How do you structure larger projects?
I'll be writing a relatively large piece of scientific code for the first time, and before I begin I would at least like to outline how the project will be structured so that I don't run into headaches later on. The problem is, I don't have much experience structuring large projects. Up until now most of the code I have written as been in the form of python scripts that I string together to form an ad-hoc pipeline for analysis, or else C++ programs that are relatively self contained. My current project is much larger in scope. It will consist of four main 'modules' (I'm not sure if this is the correct term, apologies if not) each of which consist of a handful of .cpp and .h files. The schematic I have in mind for how it should look is something like:
src ├──Module1 (Initializer) │ ├ file1.cpp │ ├ file1.h │ │... │ └ Makefile ├───Module2 (solver) │ ├ file1.cpp │ ├ file1.h │ │... │ └ Makefile ├───Module3 (Distribute) │ ├ file1.cpp │ └Makefile └ Makefile
Basically, I build each self-contained 'module', and use the object files produced there to build my main program. Is there anything I should keep in mind here, or is this basically how such a project should be structured?
I imagine the particularly structure will be dependent on my project, but I am more interested in general principles to keep in mind.
There are tons of books on this out there but this is where years of experience with large systems come in. So I doubt anyone can tell you how to do this but there are principles... which again, everyone values differently.
But searching for and learning about how to architect enterprise software should set you up for this, and you should be just in time for those amazon orders to arrive before the weekend. :)
Also have a look at design patterns. These are common architectural solutions to common problems. Even if you don't implement them 1:1 it's just good to have those in the back of your head.
Also, naming things is hard.
Thanks so much, I didn't expect to get an explicit road map since I assumed these things are a whole topic in and of themselves :) Would you happen to have recommendations for reading that you found particularly useful, or should I just browse and see what's popular?
My pleasure. The problem is really that it's such a vast subject and if you really master it you're pretty much "there", raking in the big bucks.
I personally enjoyed "Patterns of Enterprise Application Architecture", I heard good things about "Code Complete: A Practical Handbook of Software Construction" and started my career reading "Object-Oriented Analysis and Design with Applications", this is like the ancient bible.
Other than that I don't read many blogs anymore and things like that on the subject, so I can't help you there.
Could you tell us a bit more about the outcome these modules are trying to achieve? Are they doing large amounts of ETL of data? Data modeling? Etc?
Most starter templates for various applications types will give you a decent starter organization of your source and header files. But in my experience it’s ultimately dependent on your use-case.
The entire program is a simulation of a physical system. The first module sets up a grid and initializes a system on it (essentially amounts to looping over an array and assigning values as to reproduce the statistics of my initial state). Another module advances this initial state in time through through a split-operator PDE solver. I'm supposing another module will be I/O to write these states to disk, and another will be a driver for parallelization so this whole thing can take place across multiple nodes. I have some of these modules written either partially or completely.

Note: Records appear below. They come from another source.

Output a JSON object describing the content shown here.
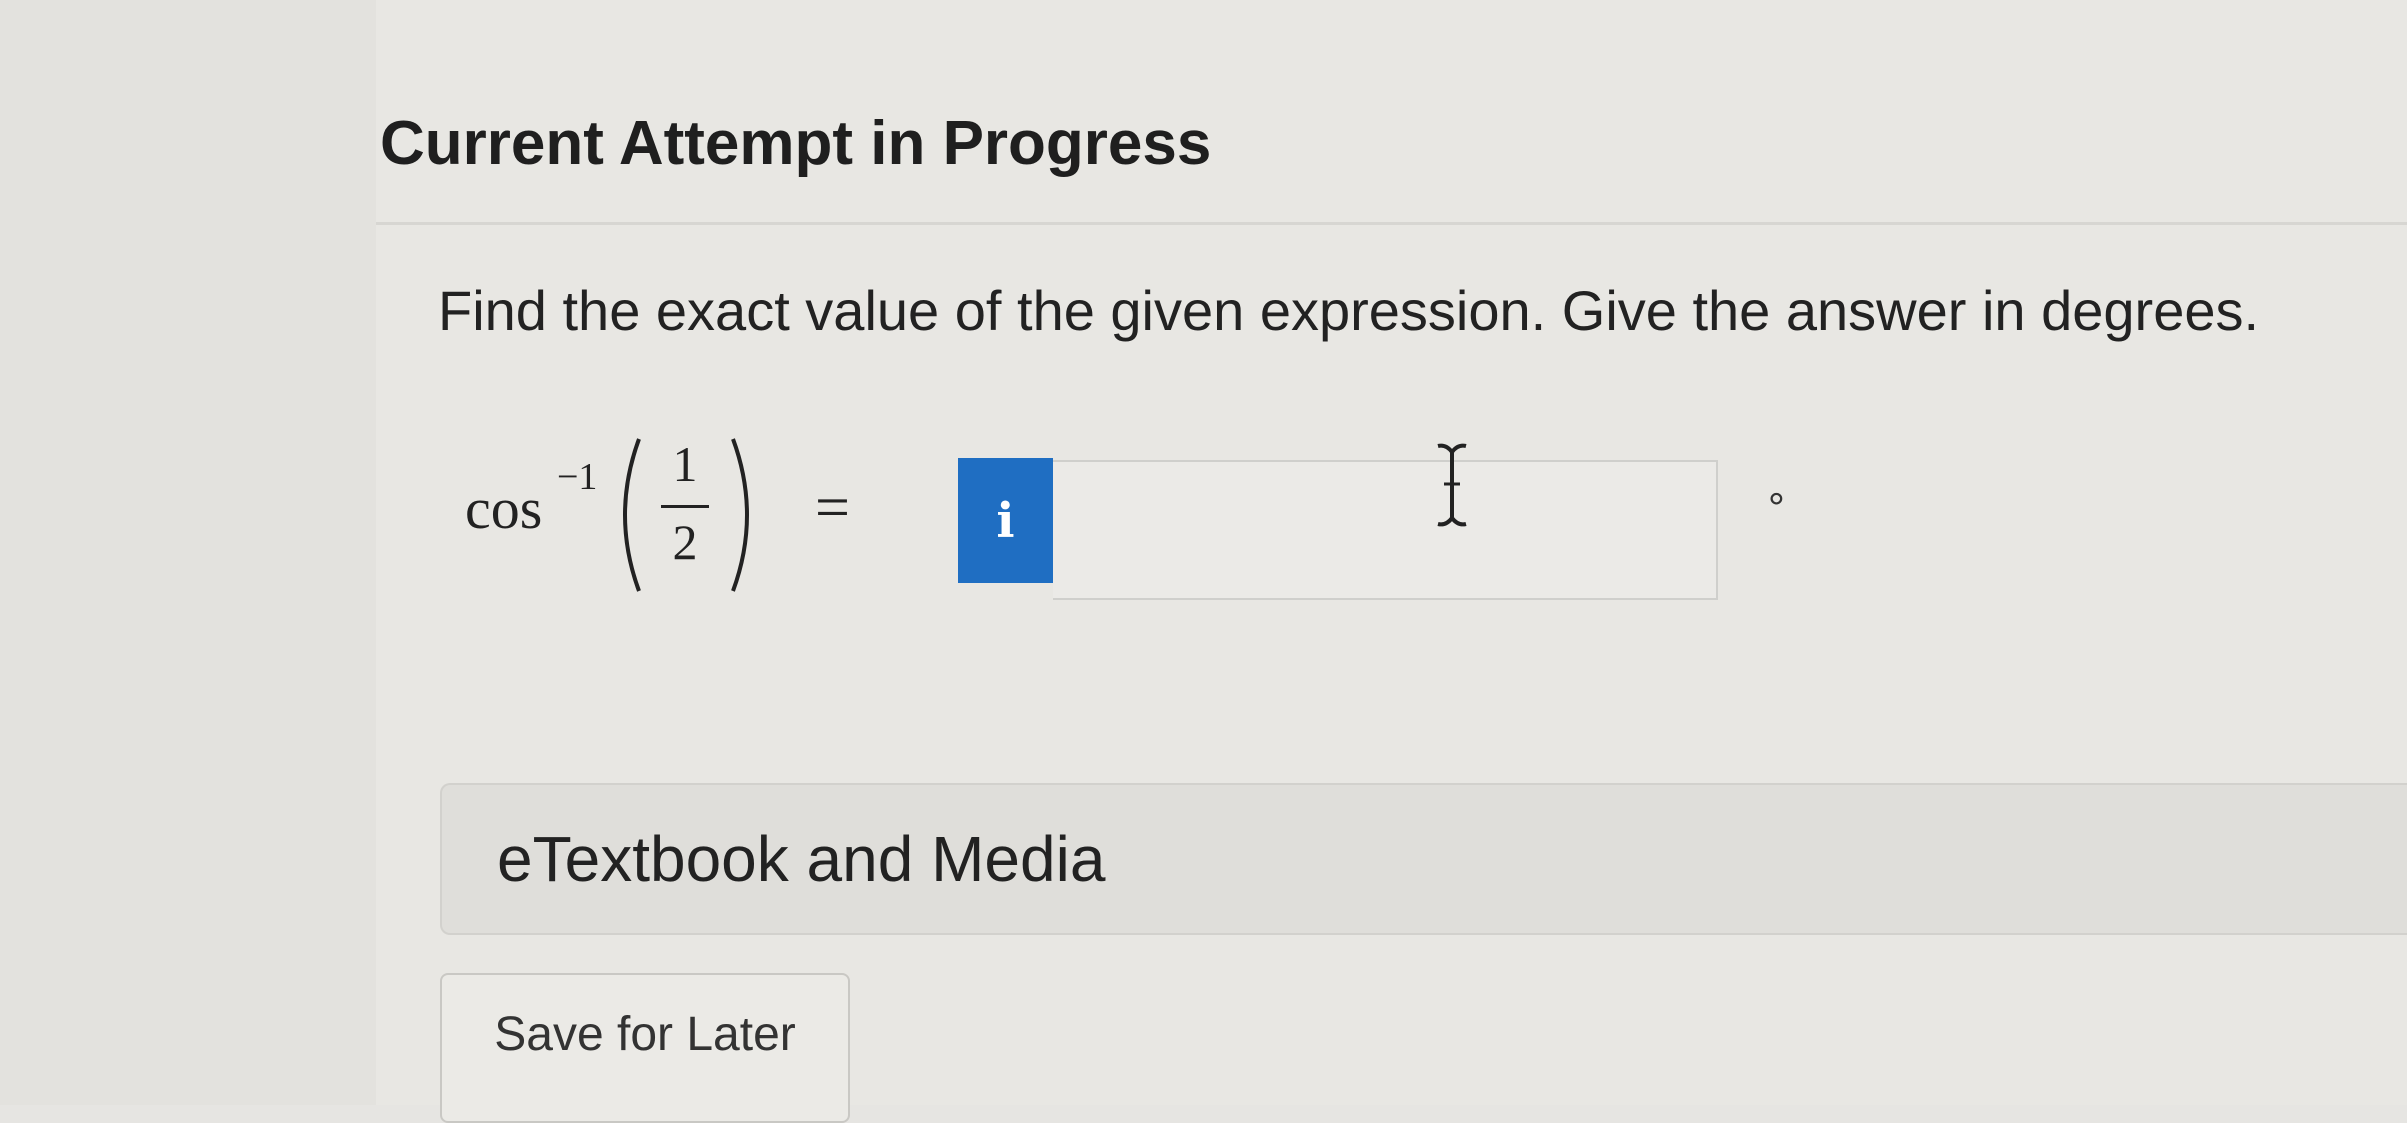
{
  "header": {
    "title": "Current Attempt in Progress"
  },
  "question": {
    "prompt": "Find the exact value of the given expression. Give the answer in degrees.",
    "expression": {
      "function": "cos",
      "exponent": "−1",
      "numerator": "1",
      "denominator": "2",
      "equals": "="
    },
    "info_badge": "i",
    "answer": {
      "value": "",
      "placeholder": ""
    },
    "unit": "°"
  },
  "resources": {
    "label": "eTextbook and Media"
  },
  "actions": {
    "save_label": "Save for Later"
  },
  "colors": {
    "info_badge": "#1f6ec2",
    "background": "#e8e7e3"
  },
  "icons": {
    "info": "info-icon",
    "cursor": "text-cursor-icon"
  }
}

In any case, as per other suggestions I'm definitely going to try and find a book or template that is similar to my use case here.
I assume the
Makefilesin your example directory tree are hand-written? That's one of the first things that will fall apart as project size increases and you start to break things out into modules like you're doing now.

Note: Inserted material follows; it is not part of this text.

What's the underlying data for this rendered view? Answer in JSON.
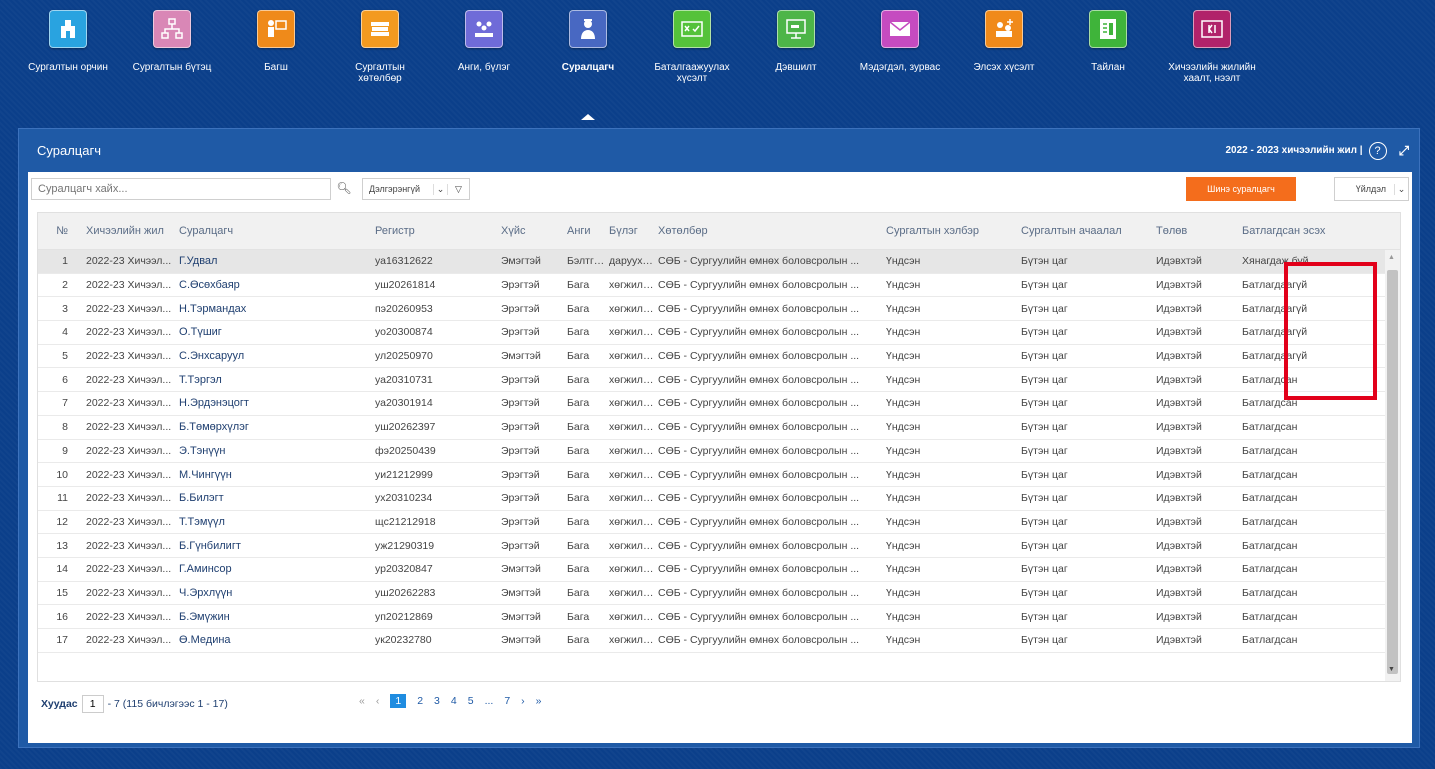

You very likely want something more complicated than plain ol'
make. Since you're in C++ land the first thing I'd recommend looking at is CMake. It generates Makefiles on your behalf from a higher-level description, so it should take out a lot of the tedium / error-prone-ness of managing those Makefiles yourself, while still being fairly familiar.
If you want a peek at more complicated build systems, I'd recommend reading about Blaze, which was developed internally at Google then open-sourced as Bazel. There's copycat versions of Blaze, as well - Pants and Buck, among others. Most of those clones were written by ex-Googlers who went to another company and missed Blaze so much they wrote their own version of it.
The key thing those build systems do is track dependencies between modules - imagine instead of the 3 modules you laid out above, there's 30, or 300. Each module can depend on one or more other modules, and so the build system needs to understand that if module X changes, everything that depends (directly or indirectly) on module X might need to be rebuilt to pick up those changes, and should have its tests run to make sure it wasn't broken by those changes to module X.
Make does that though, trivially. Honestly I don't think there's anything wrong with makefiles, unless or until they become a problem.